Lanolin, found in some greases and pomades, is a lighter alternative. It reduces moisture loss by 20% to 30%, far less than petrolatum but enough to make a noticeable difference. Many people prefer lanolin because it doesn’t feel as thick or look as shiny. It’s a good middle ground if petrolatum products feel too heavy for your hair type.
Natural oil-based greases (shea butter, coconut oil, castor oil blends) sit somewhere in between. They offer moderate occlusion, better absorption into the hair shaft, and easier washout. They also allow you to layer in active ingredients like essential oils without the heavy feel of petroleum. For finer hair textures or anyone who washes frequently, these are often the better fit.
Where and How to Apply It
Where you put the grease matters as much as what’s in it. Dermatologists at the Cleveland Clinic recommend applying oil-based products from the middle of your hair down to the ends rather than directly on the scalp. The ends are the oldest, driest part of your hair and benefit most from the moisture seal. Coating them in grease reduces split ends and prevents the breakage that costs you length.
Applying grease directly to the scalp is a common practice, especially in textured hair care traditions, but it carries a risk. Heavy products can clog follicles and increase the likelihood of seborrheic dermatitis (a form of dandruff that causes flaking and itching). If you do apply grease to your scalp for itch relief or dryness, use a light hand and focus on the skin between parts rather than saturating the entire scalp.
For best results, apply grease to damp hair. Since these products work by trapping moisture, you want moisture already present in the strand before you seal it in. Applying to completely dry hair locks out hydration instead of locking it in.
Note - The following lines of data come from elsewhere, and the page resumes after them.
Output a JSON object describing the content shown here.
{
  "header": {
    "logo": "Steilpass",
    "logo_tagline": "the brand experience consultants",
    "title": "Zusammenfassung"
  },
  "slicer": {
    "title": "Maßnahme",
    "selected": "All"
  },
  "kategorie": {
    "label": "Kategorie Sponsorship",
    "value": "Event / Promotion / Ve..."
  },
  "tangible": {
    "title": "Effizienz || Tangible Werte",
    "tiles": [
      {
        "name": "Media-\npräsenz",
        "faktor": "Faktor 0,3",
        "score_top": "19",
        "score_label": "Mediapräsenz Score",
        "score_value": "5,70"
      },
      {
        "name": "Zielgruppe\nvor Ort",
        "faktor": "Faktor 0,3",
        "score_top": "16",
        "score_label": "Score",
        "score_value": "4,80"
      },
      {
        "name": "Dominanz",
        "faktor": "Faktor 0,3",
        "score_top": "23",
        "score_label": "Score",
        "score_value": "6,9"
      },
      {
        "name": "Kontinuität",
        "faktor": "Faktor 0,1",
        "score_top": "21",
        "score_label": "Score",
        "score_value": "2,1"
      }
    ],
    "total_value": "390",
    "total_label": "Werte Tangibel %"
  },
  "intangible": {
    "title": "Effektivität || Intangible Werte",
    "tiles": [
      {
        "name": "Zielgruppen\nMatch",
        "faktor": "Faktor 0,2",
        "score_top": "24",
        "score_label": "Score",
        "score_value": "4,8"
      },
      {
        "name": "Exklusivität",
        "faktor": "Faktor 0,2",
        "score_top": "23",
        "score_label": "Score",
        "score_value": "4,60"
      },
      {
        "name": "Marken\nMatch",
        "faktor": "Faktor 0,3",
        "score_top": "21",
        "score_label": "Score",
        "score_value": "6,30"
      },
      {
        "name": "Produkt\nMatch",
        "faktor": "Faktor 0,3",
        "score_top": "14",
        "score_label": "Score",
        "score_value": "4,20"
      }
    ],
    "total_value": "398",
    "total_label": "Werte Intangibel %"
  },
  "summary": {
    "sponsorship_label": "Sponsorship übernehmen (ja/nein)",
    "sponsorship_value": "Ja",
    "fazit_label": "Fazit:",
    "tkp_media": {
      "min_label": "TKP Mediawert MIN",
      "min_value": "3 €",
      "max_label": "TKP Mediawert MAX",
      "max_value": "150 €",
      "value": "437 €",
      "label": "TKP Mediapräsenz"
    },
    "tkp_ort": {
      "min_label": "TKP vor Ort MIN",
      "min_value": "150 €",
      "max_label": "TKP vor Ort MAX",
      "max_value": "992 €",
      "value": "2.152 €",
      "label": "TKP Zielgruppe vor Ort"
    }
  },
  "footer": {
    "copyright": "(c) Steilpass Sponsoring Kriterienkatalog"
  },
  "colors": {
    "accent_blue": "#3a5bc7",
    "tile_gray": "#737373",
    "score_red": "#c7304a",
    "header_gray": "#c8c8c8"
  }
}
Preventing Buildup Problems
Heavy greases accumulate on the hair and scalp over time, creating a waxy layer that blocks new moisture from getting in and can suffocate follicles. This is the main way hair grease backfires on growth. Using a clarifying shampoo once a week, or a few times a month, removes that buildup without stripping away all your hair’s natural oils. Overdoing it with clarifying washes creates its own dryness problem, so alternate with a gentler moisturizing shampoo on your other wash days.
If you notice increased flaking, itching, or a waxy feel that regular shampooing doesn’t remove, you’re likely using too much product or not cleansing thoroughly enough. Scaling back to lighter applications more often tends to work better than heavy applications less often.
What to Look for on the Label
A hair grease worth buying for growth should contain at least one ingredient with evidence behind it: castor oil, peppermint oil, or rosemary oil. The base can be petrolatum, lanolin, or a natural butter depending on your hair’s needs. Avoid products where mineral oil and petrolatum are the only ingredients, since these seal moisture but contribute nothing active to follicle health.
- For maximum moisture retention: Petrolatum-based greases with castor oil (good for thick, coarse, or 4C-type hair that dries out quickly)
- For lighter coverage with growth support: Shea butter or coconut oil blends with peppermint or rosemary essential oils
- For thinning hair: Products containing castor oil for its effects on the follicle cycling enzyme, applied to the scalp sparingly
The honest bottom line is that no grease replaces consistent hair care habits. Keeping hair moisturized, minimizing heat damage, protecting ends at night, and removing buildup regularly will do more for your length over six months than any single product. The right grease just makes all of that easier.